Evan's brow clouded over-he couldn't remember. For an awful moment, he thought he might have forever lost the real reason he'd come to see Tara today. He hadn't come to tell her he loved her. He hadn't been sure of that until he was with her. But then they'd started talking and that had come out and now he was unable to retrieve the real purpose of his trip here. "I'm trying to remember," he said. "Can you give me a couple of seconds?"

This was the first time she was seeing an effect of his injury, and he was acutely aware that this moment might change everything forever between them. He might, in her eyes, now be damaged, challenged, handicapped-somehow not as sharp as he'd been, not quite exactly the same person. Not quite her equal.

He couldn't let that happen.

Closing his eyes, concentrating, he thought, "Come on, brain, come on. Retrieve it." Then he opened his eyes as the answer found its way to his tongue. "The other reason I came here," he said, "is I wanted to ask you a simple factual question."

At once, she was all the way with him again. Her expression now relaxed, she moved a few steps toward him, her arms crossed over her chest. "I can do simple factual," she said. A smile played around her mouth.

"Okay. Do you remember when you first heard about me getting hurt?"

Her quizzical look stayed on him for a long moment, as though she were surprised that he would have to ask that question at all. "Sure," she said. "I ran into your mom at the grocery store one night. I think it was a few days before Christmas. I know it was a few days before I called you."

"You mean called me at Walter Reed? When I didn't talk to you?"

"Right."

"You're sure of that? The time, I mean. Just before Christmas."

"Of course. That's when it was. When else would I have heard?"

"How about back when it happened? Say, September?"

"No way, Evan. How could I have known then?"

He shrugged. "Well, when did you start seeing Ron Nolan?"

"What does Ron have to do with that?"

"I would have thought he'd have mentioned it, that's all."

"He never knew about it, Evan. You guys all got transferred out of his base the week he got back."

Evan canted his head a bit to one side. Studying her expression, he read only sincerity, openness, perhaps a bit of confusion. But one thing was clear-she was telling him the truth as she knew it.

"We got transferred?"

"That's what Ron said."

"Where'd we get tranferred to, Tara? Did he tell you that?"

"No. I don't think he knew."

"Right. He didn't know. You know why? Because we weren't transferred. We ran our last mission out of Baghdad Airport, where we'd been with Ron all along. You can look it up."

The germ of confusion spread like a plague over her features. Mouth tightened, brow furrowed, eyes darting, seeking a place to land. "But…" The word hung in the room between them. Her arms hung down, inanimate at her side. "I don't get this."
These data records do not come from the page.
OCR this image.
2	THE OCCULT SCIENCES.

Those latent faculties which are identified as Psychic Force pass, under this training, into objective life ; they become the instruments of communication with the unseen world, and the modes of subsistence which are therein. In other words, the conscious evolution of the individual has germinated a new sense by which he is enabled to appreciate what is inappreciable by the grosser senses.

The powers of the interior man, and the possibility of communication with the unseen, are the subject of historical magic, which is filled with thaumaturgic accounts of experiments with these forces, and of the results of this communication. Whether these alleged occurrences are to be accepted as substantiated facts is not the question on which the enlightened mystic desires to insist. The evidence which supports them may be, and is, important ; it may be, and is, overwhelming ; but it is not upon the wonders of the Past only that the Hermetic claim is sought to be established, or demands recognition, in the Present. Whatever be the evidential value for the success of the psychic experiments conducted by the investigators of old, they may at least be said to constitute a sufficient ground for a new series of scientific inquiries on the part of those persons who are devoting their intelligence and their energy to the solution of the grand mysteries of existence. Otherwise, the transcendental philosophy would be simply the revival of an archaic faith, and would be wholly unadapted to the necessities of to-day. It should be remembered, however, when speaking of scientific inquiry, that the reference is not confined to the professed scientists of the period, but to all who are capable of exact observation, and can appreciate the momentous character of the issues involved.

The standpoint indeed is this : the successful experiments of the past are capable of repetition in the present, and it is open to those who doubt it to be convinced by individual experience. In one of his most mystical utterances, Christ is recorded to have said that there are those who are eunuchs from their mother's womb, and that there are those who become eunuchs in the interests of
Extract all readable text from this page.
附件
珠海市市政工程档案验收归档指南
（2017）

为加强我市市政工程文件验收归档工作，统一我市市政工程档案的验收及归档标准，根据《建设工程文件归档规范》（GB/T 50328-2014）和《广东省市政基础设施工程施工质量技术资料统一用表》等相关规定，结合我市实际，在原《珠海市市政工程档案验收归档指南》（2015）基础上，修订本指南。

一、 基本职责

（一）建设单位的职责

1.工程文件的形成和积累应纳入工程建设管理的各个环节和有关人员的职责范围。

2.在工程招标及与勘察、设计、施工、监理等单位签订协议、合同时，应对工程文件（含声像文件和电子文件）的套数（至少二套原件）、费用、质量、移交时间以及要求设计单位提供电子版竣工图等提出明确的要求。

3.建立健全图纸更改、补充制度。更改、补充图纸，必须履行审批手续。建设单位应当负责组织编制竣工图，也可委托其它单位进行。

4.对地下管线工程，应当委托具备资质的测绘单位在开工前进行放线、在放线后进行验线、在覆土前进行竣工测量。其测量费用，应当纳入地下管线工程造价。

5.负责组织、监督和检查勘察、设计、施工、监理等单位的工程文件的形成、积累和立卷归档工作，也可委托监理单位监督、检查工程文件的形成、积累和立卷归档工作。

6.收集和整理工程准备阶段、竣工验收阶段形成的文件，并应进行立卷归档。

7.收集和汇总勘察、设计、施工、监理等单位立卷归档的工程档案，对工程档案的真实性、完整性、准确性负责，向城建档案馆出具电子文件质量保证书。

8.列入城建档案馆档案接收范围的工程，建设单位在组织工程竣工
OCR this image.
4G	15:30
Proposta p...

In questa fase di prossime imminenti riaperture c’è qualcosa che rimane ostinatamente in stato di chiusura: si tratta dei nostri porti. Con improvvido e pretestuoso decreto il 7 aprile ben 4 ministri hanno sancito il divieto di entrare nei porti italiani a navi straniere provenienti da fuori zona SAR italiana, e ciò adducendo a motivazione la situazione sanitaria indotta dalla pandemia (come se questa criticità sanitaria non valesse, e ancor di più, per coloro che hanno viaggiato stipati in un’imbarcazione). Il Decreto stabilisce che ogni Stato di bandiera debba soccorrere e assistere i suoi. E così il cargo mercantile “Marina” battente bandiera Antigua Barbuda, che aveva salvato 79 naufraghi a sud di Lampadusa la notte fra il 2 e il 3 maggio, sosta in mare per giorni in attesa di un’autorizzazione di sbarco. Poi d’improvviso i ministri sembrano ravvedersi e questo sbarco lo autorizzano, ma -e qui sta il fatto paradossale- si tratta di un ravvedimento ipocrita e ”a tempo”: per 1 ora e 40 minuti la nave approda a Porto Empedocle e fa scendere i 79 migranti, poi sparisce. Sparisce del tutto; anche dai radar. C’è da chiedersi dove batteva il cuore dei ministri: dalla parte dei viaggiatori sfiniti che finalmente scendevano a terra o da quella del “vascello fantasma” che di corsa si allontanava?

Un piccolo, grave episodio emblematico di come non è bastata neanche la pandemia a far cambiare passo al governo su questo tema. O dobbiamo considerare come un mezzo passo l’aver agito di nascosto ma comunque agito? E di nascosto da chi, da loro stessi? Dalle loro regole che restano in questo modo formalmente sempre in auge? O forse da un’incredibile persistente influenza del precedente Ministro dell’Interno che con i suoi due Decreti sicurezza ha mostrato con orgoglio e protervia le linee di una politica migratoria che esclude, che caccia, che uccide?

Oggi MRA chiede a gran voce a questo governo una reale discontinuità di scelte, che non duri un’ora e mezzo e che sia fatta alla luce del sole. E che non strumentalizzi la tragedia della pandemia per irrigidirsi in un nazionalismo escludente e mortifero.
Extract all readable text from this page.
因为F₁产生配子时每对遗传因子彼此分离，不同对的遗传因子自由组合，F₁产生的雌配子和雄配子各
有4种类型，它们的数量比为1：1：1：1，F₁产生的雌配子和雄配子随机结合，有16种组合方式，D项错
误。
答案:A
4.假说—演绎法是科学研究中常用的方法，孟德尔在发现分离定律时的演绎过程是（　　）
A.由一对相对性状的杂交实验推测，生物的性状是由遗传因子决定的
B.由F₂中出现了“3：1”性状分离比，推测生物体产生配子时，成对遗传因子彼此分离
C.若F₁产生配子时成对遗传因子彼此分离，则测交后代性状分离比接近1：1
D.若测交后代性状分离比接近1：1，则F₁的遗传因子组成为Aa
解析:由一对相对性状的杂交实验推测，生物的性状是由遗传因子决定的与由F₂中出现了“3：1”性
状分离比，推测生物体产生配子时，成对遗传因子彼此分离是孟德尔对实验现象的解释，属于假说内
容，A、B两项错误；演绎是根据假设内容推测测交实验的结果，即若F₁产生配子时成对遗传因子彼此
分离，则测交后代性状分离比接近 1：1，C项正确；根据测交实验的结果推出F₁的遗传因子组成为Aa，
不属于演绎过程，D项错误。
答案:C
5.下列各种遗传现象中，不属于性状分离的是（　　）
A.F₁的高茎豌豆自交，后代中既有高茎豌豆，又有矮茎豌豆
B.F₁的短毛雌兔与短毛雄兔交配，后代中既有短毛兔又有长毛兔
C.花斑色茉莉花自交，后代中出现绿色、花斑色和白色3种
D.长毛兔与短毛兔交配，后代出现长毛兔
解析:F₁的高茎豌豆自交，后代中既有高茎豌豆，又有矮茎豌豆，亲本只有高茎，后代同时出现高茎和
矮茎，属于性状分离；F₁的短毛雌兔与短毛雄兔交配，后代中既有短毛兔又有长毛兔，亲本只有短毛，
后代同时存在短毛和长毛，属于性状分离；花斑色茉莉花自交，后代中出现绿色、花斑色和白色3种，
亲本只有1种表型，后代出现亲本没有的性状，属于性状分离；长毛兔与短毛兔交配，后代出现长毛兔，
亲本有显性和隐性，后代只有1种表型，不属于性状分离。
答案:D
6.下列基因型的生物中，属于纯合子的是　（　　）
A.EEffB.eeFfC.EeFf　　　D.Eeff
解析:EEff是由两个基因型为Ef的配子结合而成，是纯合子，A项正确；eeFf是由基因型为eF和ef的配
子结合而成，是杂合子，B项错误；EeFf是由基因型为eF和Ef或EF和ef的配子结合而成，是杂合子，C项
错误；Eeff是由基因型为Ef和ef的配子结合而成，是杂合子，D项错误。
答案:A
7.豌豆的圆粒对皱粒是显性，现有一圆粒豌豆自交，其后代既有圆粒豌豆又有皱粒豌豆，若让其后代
"Ron was with us in the convoy, Tara. He was in my Humvee. He was next to me when I got hit."

"No. That can't be true."

"Why would I make it up, Tara?"

"I'm not saying you're making it up, Evan. Although I could see a reason why you might. But I don't think you'd do that."

"I wouldn't. I'm not making it up," he said. "It's what happened."

She held his gaze for a minute, and then, her voice barely audible, grabbed at the next straw. "Maybe…I mean, I'm just thinking, could it be with what happened to your head…maybe you don't remember it all exactly?"

He nodded-sober, patient, restrained. "That's a legitimate question. I have forgotten some stuff. I don't remember whole days and weeks from when I woke up. But Ron was with us in that convoy. I remember everything about that. If you still don't believe it, you can look it all up on the Web. Just Google Masbah." He spelled the name of the neighborhood in Baghdad. "It's all there. He's the reason it all went down. And that's the reason he had to get out of Iraq so fast. They were starting the investigation, and he knew it led straight to him."

The color had drained from her face. Her eyes flitted to the corners of the room as though she hoped to find some answer there. She brushed a strand of hair from her forehead. Placing her hand flat on one of the students' desktops for support, she lowered herself into the connected chair. "He told me he had no idea you'd been hurt," she said, "that he found out about it from me after I ran into your mom that night and she told me."

"Christmastime."

She nodded. "Definitely."

"And he told you he knew nothing about it before?"

"Nothing. I swear, Evan. No, he swore. He'd never heard a thing about it."

"He didn't have to hear about it, Tara," Evan said. "He was there. He fired the first shots."